WHAT IS FORGIVENESS?

PART 6: W-PII.1.3:3-4

We do not realize how much our unforgiving thoughts distort the truth (3:3).
Unforgiving thoughts twist our perception of things which are not in accord
with how unforgiveness wants to see things. They overlook any evidence for
love, and find evidence of guilt. In the Text section "The Obstacles to
Peace," in the subsection on "The Attraction of Guilt" (T-19.IV(A).i), our
unforgiving thoughts are compared to scavenging messengers "harshly ordered
to seek out guilt, and cherish every scrap of evil and of sin that they can
find, losing none of them on pain of death, and laying them respectfully
before their lord and master" (T-19.IV(A).11:2). That is, we find what we
are looking for, and the ego is looking for guilt.

But distortion is not only the <method> used by the ego; distortion is also
the ego's <purpose>. Thus, the purpose of unforgiveness is to distort
reality. Unforgiveness furiously aims "to smash reality, without concern for
anything that would appear to pose a contradiction to its point of view"
(3:4). Reality is the hated enemy, the intolerable presence, because our
reality is still the Son of God, never in the slightest separated from Him.
Reality exposes the ego as a lie, and cannot be tolerated. So the way our
minds work, when dominated by unforgiving thoughts, is designed from the
beginning to distort reality beyond all recognition.
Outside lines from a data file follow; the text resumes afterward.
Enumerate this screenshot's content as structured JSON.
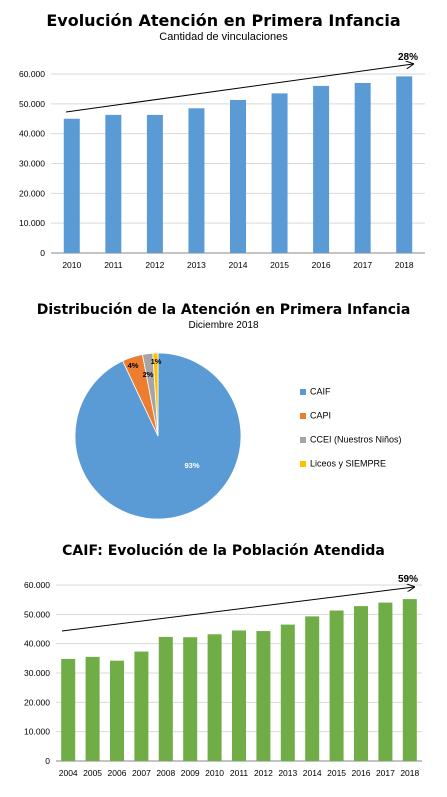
{
  "chart_data": [
    {
      "type": "bar",
      "title": "Evolución  Atención  en  Primera  Infancia",
      "subtitle": "Cantidad de vinculaciones",
      "categories": [
        "2010",
        "2011",
        "2012",
        "2013",
        "2014",
        "2015",
        "2016",
        "2017",
        "2018"
      ],
      "values": [
        45000,
        46300,
        46300,
        48500,
        51300,
        53500,
        56000,
        57000,
        59200
      ],
      "ylim": [
        0,
        60000
      ],
      "yticks": [
        "0",
        "10.000",
        "20.000",
        "30.000",
        "40.000",
        "50.000",
        "60.000"
      ],
      "trend_label": "28%",
      "bar_color": "#5b9bd5",
      "grid": true
    },
    {
      "type": "pie",
      "title": "Distribución de la Atención en Primera Infancia",
      "subtitle": "Diciembre 2018",
      "labels": [
        "CAIF",
        "CAPI",
        "CCEI (Nuestros Niños)",
        "Liceos y SIEMPRE"
      ],
      "values": [
        93,
        4,
        2,
        1
      ],
      "value_labels": [
        "93%",
        "4%",
        "2%",
        "1%"
      ],
      "colors": [
        "#5b9bd5",
        "#ed7d31",
        "#a5a5a5",
        "#ffc000"
      ],
      "legend_position": "right"
    },
    {
      "type": "bar",
      "title": "CAIF: Evolución  de  la  Población  Atendida",
      "categories": [
        "2004",
        "2005",
        "2006",
        "2007",
        "2008",
        "2009",
        "2010",
        "2011",
        "2012",
        "2013",
        "2014",
        "2015",
        "2016",
        "2017",
        "2018"
      ],
      "values": [
        34800,
        35500,
        34200,
        37300,
        42300,
        42200,
        43200,
        44500,
        44300,
        46500,
        49300,
        51300,
        52800,
        54000,
        55200
      ],
      "ylim": [
        0,
        60000
      ],
      "yticks": [
        "0",
        "10.000",
        "20.000",
        "30.000",
        "40.000",
        "50.000",
        "60.000"
      ],
      "trend_label": "59%",
      "bar_color": "#70ad47",
      "grid": true
    }
  ]
}
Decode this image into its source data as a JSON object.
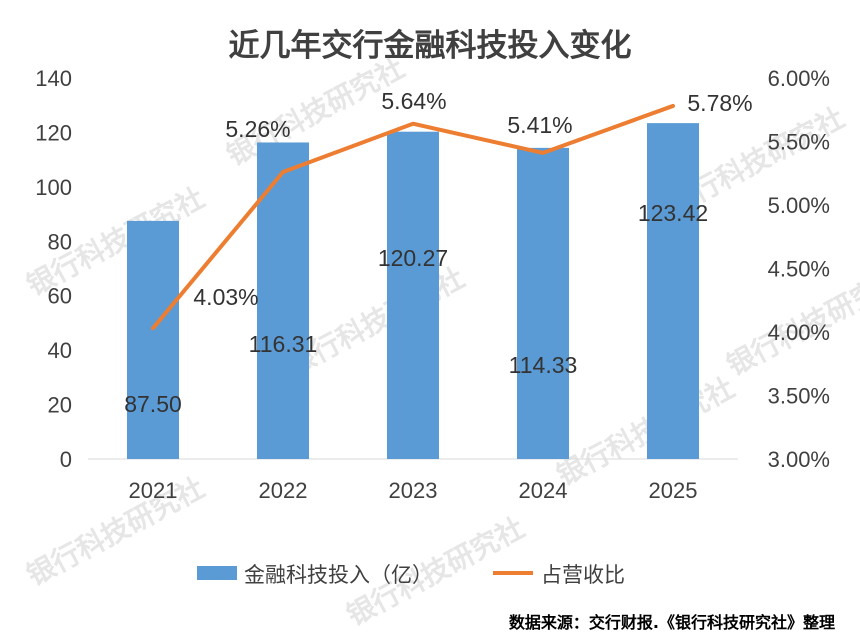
{
  "chart_data": {
    "type": "bar",
    "title": "近几年交行金融科技投入变化",
    "categories": [
      "2021",
      "2022",
      "2023",
      "2024",
      "2025"
    ],
    "series": [
      {
        "name": "金融科技投入（亿）",
        "type": "bar",
        "axis": "left",
        "color": "#5b9bd5",
        "values": [
          87.5,
          116.31,
          120.27,
          114.33,
          123.42
        ],
        "labels": [
          "87.50",
          "116.31",
          "120.27",
          "114.33",
          "123.42"
        ]
      },
      {
        "name": "占营收比",
        "type": "line",
        "axis": "right",
        "color": "#ed7d31",
        "values": [
          4.03,
          5.26,
          5.64,
          5.41,
          5.78
        ],
        "labels": [
          "4.03%",
          "5.26%",
          "5.64%",
          "5.41%",
          "5.78%"
        ]
      }
    ],
    "y_left": {
      "min": 0,
      "max": 140,
      "ticks": [
        "0",
        "20",
        "40",
        "60",
        "80",
        "100",
        "120",
        "140"
      ]
    },
    "y_right": {
      "min": 3.0,
      "max": 6.0,
      "ticks": [
        "3.00%",
        "3.50%",
        "4.00%",
        "4.50%",
        "5.00%",
        "5.50%",
        "6.00%"
      ]
    },
    "grid": false,
    "legend_position": "bottom"
  },
  "source_note": "数据来源：交行财报.《银行科技研究社》整理",
  "watermark": "银行科技研究社"
}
In contrast to this, the Course asks us to dream of our brother's kindnesses
instead of his mistakes, and to not brush aside his many gifts just because
he isn't perfect (see T-27.VII.15). It asks us to look for love instead of
looking for guilt, and rather than finding fault, to try finding love
instead. To begin with, we can simply start to question the way we see
things, in awareness that our thought processes and our methods of making
judgment have been severely impaired and simply are not reliable. It isn't
that we <should not> judge, it's that we <cannot> judge (see M-10.2:1). We
are operating at diminished capacity; we need a healthy mind to judge on our
behalf. And that mind is the Holy Spirit.